The History of Slavery Remains With Us Today
Now that the Democratic primary race has narrowed to two older white male candidates, political analysts have begun to focus on the allegiances of African American voters, who are the core of the Democratic Party base. Some have suggested that African American support of Joe Biden rests less on their trust in him, than on their distrust of white voters’ willingness to vote for a woman, a person of color or a progressive.
This reasoning suggests that African American voters make pragmatic political choices based on an understanding of the persistence of anti-black racism in our society, sometimes settling for a white candidate who they think will be least objectionable to white voters while causing African Americans the least harm.
To understand where we are today, we need to understand the deep roots of anti-black racism in the history of the Americas.
As a powerful ideology, racism did not remain static or set in stone but shape-shifted and transformed historically, through legal and religious discourses and institutions. This process itself guided and transformed politics, the economy, and ultimately the course of American history.

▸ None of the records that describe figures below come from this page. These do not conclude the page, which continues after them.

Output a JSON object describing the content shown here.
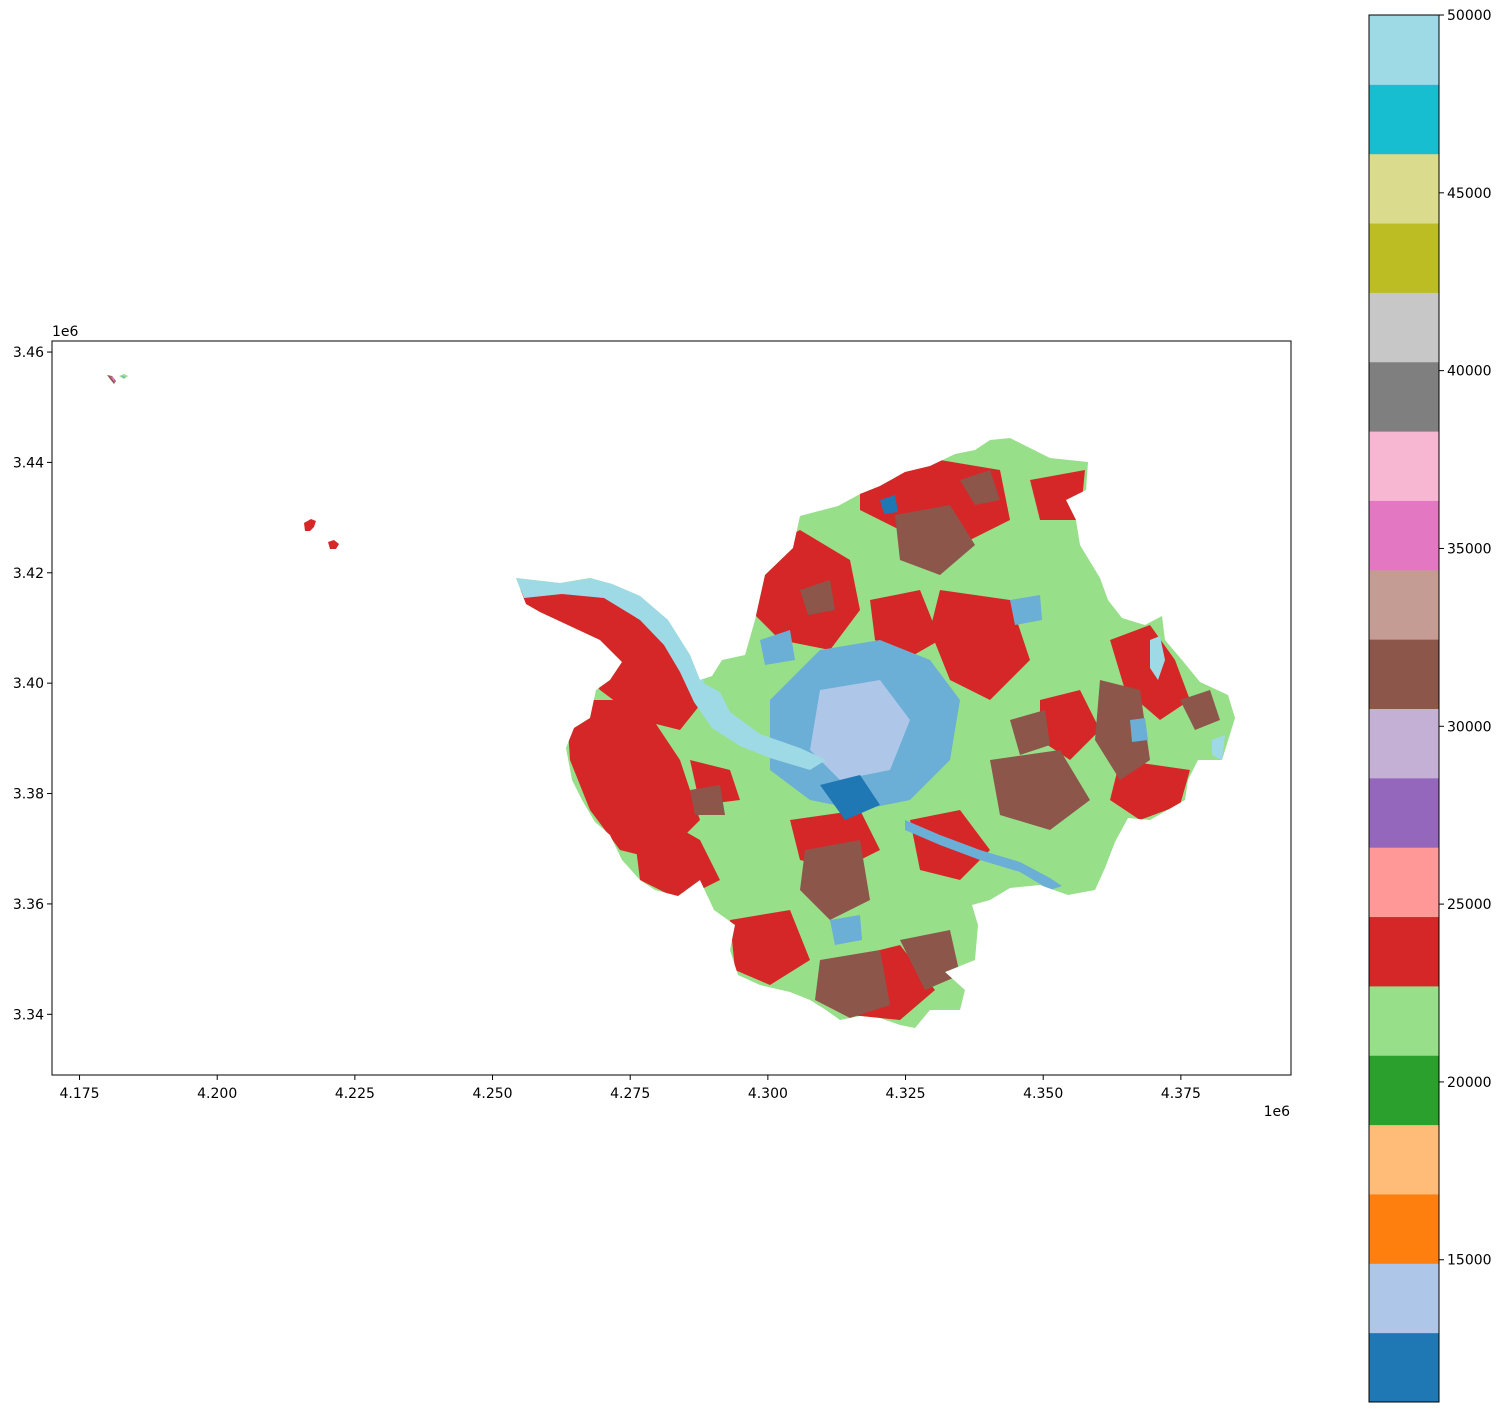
{
  "map": {
    "x_axis": {
      "range": [
        4.17,
        4.395
      ],
      "ticks": [
        4.175,
        4.2,
        4.225,
        4.25,
        4.275,
        4.3,
        4.325,
        4.35,
        4.375
      ],
      "tick_labels": [
        "4.175",
        "4.200",
        "4.225",
        "4.250",
        "4.275",
        "4.300",
        "4.325",
        "4.350",
        "4.375"
      ],
      "offset_text": "1e6"
    },
    "y_axis": {
      "range": [
        3.329,
        3.462
      ],
      "ticks": [
        3.34,
        3.36,
        3.38,
        3.4,
        3.42,
        3.44,
        3.46
      ],
      "tick_labels": [
        "3.34",
        "3.36",
        "3.38",
        "3.40",
        "3.42",
        "3.44",
        "3.46"
      ],
      "offset_text": "1e6"
    },
    "main_region_colors": [
      "#98df8a",
      "#d62728",
      "#8c564b",
      "#6baed6",
      "#aec7e8",
      "#1f77b4",
      "#9edae5"
    ]
  },
  "colorbar": {
    "range": [
      11000,
      50000
    ],
    "ticks": [
      15000,
      20000,
      25000,
      30000,
      35000,
      40000,
      45000,
      50000
    ],
    "tick_labels": [
      "15000",
      "20000",
      "25000",
      "30000",
      "35000",
      "40000",
      "45000",
      "50000"
    ],
    "colors": [
      "#1f77b4",
      "#aec7e8",
      "#ff7f0e",
      "#ffbb78",
      "#2ca02c",
      "#98df8a",
      "#d62728",
      "#ff9896",
      "#9467bd",
      "#c5b0d5",
      "#8c564b",
      "#c49c94",
      "#e377c2",
      "#f7b6d2",
      "#7f7f7f",
      "#c7c7c7",
      "#bcbd22",
      "#dbdb8d",
      "#17becf",
      "#9edae5"
    ]
  }
}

Enshrined in law from our earliest days, it was, ironically, the establishment of a republic in the United States that gave race its ultimate political and legal significance because it directly tied citizenship to whiteness.
By the early 18th century, settlers in Spanish, French and British colonies in the New World had all codified racial distinctions into law. The first Africans arrived in Havana about 100 years before 1619, and in Louisiana a little more than 100 years after 1619. But in all three places, by the early 1700s, European colonists had committed themselves to legal regimes that aligned freedom with whiteness, blackness with enslavement. Yet enslaved people pushed back, claiming freedom in a variety of ways, creating openings for themselves in law and in politics.